Being housebound or under quarantine “can be incredibly lonely,” the governor said, so  a new program called Project Hello has been organized. Well over 100 volunteers have signed up to check in daily by phone or other means on isolated people to make sure they are well, their needs are met and that they hear another caring voice.

In the works is a “robust delivery and concierge service” to make sure everyone has the food and supplies they need. The governor said that Uber and Lyft are being contacted to assist with this.

Protective gear

Building on comments from yesterday, Gov. Raimondo said that while the availability of personal protective equipment (PPE) to hospitals and nursing homes has improved, we do not have the supplies we need. “Many hospitals are having to make tough decisions,” and staffers are having to reuse masks and other equipment. 

“That is not satisfactory (but) that’s where we are today.”
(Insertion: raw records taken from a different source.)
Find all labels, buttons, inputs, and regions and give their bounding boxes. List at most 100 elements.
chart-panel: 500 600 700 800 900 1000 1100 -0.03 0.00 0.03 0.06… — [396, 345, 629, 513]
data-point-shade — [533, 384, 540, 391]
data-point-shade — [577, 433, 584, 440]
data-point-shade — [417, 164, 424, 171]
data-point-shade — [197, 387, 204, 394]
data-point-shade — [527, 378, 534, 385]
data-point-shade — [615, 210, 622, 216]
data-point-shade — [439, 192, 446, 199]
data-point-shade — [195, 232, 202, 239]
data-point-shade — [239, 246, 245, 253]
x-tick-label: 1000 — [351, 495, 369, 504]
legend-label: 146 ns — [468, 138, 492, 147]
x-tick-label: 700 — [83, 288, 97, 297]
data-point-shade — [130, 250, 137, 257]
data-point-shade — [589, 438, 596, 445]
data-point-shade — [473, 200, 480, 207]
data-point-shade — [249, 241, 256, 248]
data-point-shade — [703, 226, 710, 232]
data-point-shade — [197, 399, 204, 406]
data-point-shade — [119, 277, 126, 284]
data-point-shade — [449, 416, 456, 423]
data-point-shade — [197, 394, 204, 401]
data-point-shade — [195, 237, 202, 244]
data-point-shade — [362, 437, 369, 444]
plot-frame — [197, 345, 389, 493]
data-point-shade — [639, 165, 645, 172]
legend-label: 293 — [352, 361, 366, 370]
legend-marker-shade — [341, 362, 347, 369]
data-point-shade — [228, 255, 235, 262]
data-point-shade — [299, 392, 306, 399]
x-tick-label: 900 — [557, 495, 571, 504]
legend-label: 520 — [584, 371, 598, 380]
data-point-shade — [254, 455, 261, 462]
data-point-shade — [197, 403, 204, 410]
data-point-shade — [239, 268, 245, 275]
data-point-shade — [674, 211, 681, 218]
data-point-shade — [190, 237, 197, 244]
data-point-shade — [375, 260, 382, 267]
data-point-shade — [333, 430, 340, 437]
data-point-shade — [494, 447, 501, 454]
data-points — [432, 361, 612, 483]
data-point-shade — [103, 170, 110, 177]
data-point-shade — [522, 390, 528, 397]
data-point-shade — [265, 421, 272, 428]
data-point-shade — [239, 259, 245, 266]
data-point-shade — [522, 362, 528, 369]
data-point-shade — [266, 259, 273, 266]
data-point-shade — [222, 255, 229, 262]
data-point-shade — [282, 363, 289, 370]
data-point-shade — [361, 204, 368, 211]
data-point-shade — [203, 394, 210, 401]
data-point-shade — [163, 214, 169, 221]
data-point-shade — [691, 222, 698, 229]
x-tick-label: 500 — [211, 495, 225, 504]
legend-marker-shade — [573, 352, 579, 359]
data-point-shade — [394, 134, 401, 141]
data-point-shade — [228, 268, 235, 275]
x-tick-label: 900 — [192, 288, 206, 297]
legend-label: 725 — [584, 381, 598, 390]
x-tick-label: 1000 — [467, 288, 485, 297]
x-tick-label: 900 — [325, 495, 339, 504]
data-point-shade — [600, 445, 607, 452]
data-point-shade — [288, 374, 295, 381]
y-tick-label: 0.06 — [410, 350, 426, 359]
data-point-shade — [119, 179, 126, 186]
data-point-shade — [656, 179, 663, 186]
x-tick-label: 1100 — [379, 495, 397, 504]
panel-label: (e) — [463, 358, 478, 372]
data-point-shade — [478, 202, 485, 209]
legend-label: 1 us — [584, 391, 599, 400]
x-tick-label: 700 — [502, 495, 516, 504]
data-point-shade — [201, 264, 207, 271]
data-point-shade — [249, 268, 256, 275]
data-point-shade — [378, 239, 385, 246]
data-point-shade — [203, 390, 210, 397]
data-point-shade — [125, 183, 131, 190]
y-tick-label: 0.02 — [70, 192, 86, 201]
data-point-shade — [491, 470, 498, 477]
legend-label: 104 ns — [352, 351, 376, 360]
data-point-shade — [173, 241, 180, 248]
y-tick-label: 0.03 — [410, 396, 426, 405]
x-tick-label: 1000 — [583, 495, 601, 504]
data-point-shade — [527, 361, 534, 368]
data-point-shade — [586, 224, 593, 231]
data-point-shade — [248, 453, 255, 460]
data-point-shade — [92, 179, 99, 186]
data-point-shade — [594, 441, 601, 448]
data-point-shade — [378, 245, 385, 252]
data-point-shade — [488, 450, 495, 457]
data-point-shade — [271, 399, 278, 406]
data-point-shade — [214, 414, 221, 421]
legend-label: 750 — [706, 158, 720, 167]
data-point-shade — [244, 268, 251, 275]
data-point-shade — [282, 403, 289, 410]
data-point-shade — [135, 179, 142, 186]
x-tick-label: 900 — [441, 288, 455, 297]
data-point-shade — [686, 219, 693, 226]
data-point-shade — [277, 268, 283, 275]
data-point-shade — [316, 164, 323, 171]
We are getting more masks, the governor said, we are struggling to get more gowns — “It is continuing to be a global daily fight out there.”

Nursing home workers

Starting immediately, the CVS testing facility at Twin River in Lincoln will make available 200 testing spots daily for nursing home employees to obtain quick result coronavirus tests — employees should speak to their employers to arrange this.

Cloth face masks

Dr. Nicole Alexander-Scott, director of the RI Department of Health reiterated yesterday’s announcement that all workers who deal with the public must wear masks — the cloth kind, she said, not medical masks that are being saved for front-line medical workers.

And on a sweet note

Gov. Raimondo ended on “a sweet note” by describing an initiative to deal with the painful situation of hospitalized people who cannot be visited by loved ones.

A 19-year-old resident, she said, has launched covidconnectors.org to provide donated iPhones, iPads and tablets to Rhode Island hospitals. And right away, Amazon has agreed to donate 500 tablets. Anyone who would like to donate can visit the website.

Question — gun shops

The governor was asked whether she would now consider closing gun shops given the sudden rise in gun sales. She is concerned by the situation, she said, but has decided to keep gun shops open while taking steps to assure that background checks continue.

Question — face masks

Why not order people out in public to wear face masks, Gov. Raimondo was asked. “I think that is what people should be doing. I strongly encourage it.”